El tiempo hasta ahora transcurrido de 2018 ha sido un tiempo de multitudes, y lo seguirá siendo por varios meses más.
Como se sabe, el nuevo año empezó en Colombia con tres tipos de eventos cuya naturaleza implica necesariamente la presencia de ellas: las grandes festividades públicas urbanas (ferias y carnavales), los torneos de fútbol nacionales y los internacionales en que participan clubes colombianos y el debate electoral, este último, en esta ocasión, de carácter doble, ya que comprende, sucesiva pero en la práctica simultáneamente, los comicios legislativos y los presidenciales.
Así, pues, pasado el corto receso vacacional de los primeros días de enero, el ambiente público ha estado sacudido y enrarecido por el frenesí, el alboroto y la marea agria o alegre de las multitudes. Y ya sabemos cuáles son los rasgos de conducta que caracterizan a las personas una vez que se compactan en masas: la pérdida de su individualidad y originalidad –que ceden su lugar a un gregarismo primitivo–, la impulsividad, la simpleza, la vehemencia. El individuo reunido en muchedumbre deja de ser tal y se transforma en otro tipo de persona: el hombre multitudinario (o “el hombre de la multitud”), del cual puede esperarse cualquier cosa.
De ahí que la formación frecuente de multitudes, tal como ocurre por esta temporada en el país, llega a convertirse, para ciertas personas, en un estímulo fóbico y produce en éstas, en consecuencia, una reacción inevitable de aborrecimiento y alejamiento.
Incluso el sujeto que no es propiamente un ser insociable o misántropo experimenta esta reacción.

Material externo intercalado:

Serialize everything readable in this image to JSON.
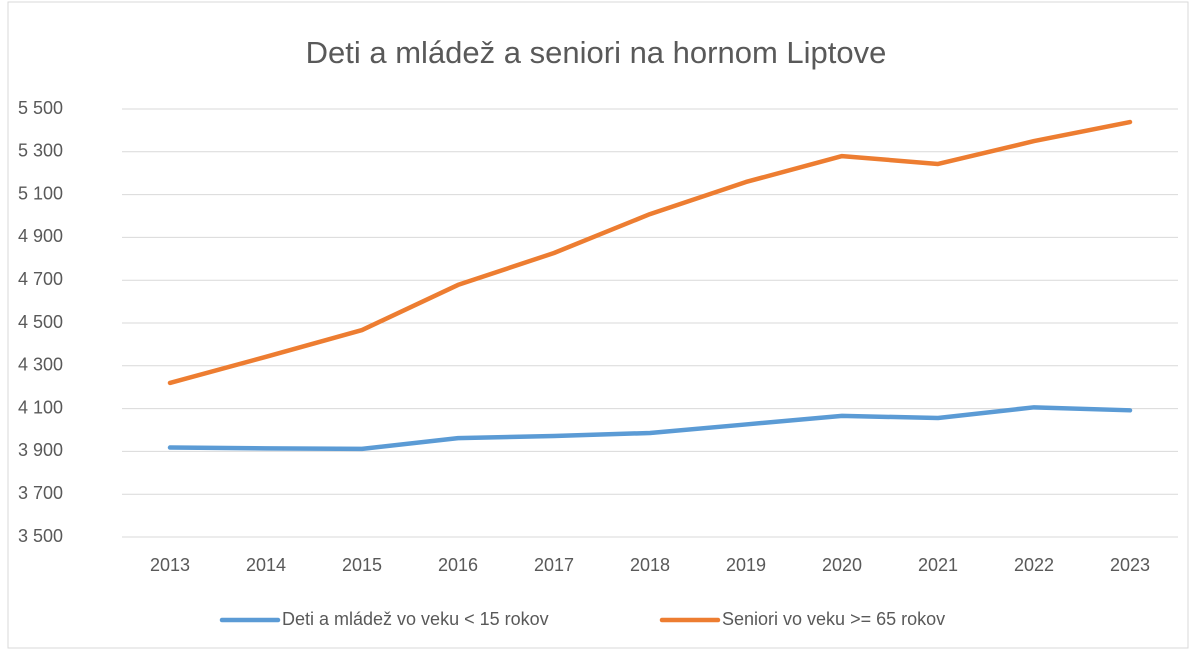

Máxime cuando nota que los espectáculos futbolísticos en Colombia, a los que podía ser agradable concurrir en otros tiempos, están cada vez más tomados por el ‘hooliganismo’ y por un tipo de hinchas cuyo fanatismo obtuso los lleva, por ejemplo, a permanecer durante todo el partido dando saltos continuos en la tribuna, en claro detrimento de su capacidad para apreciar y disfrutar del juego; máxime también cuando nota que las manifestaciones políticas se degradan, ya mediante el uso de la violencia física o verbal contra el líder de una candidatura por parte de los adeptos de otra, ya mediante el soborno, y de paso la humillación, de los potenciales electores con donaciones de alimentos para atraer su asistencia a los actos públicos de campaña.
Con todo, las aglomeraciones multitudinarias son una necesidad, pues sin ellas no podrían efectuarse ciertos procesos que, como la protesta social y otros similares, permiten frenar injusticias y lograr avances históricos.
Pero no por eso hay que callar que es en las épocas en que ellas abundan cuando se valora y se agradece más la existencia –no sabemos hasta cuándo– de la alternativa social que permite su evitación: la tranquila privacidad de un cuarto o de una casa en que se puede estar a solas o en familia.
En particular, soy de los que piensan que a la humanidad resulta mejor tratarla en pequeños grupos y frecuentarla no directamente, sino a través de esos objetos en que han quedado plasmados sus pensamientos, sus sentimientos, sus experiencias y sus mismísimas imágenes fisonómicas: pinturas, esculturas, fotografías, composiciones musicales y, por supuesto, libros, libros, libros, donde podemos, como pensaban Quevedo y Emerson, conversar silenciosamente con lo mejor de ella, y no sólo de nuestra época, sino de todas las que se han sucedido desde la invención de la escritura alfabética.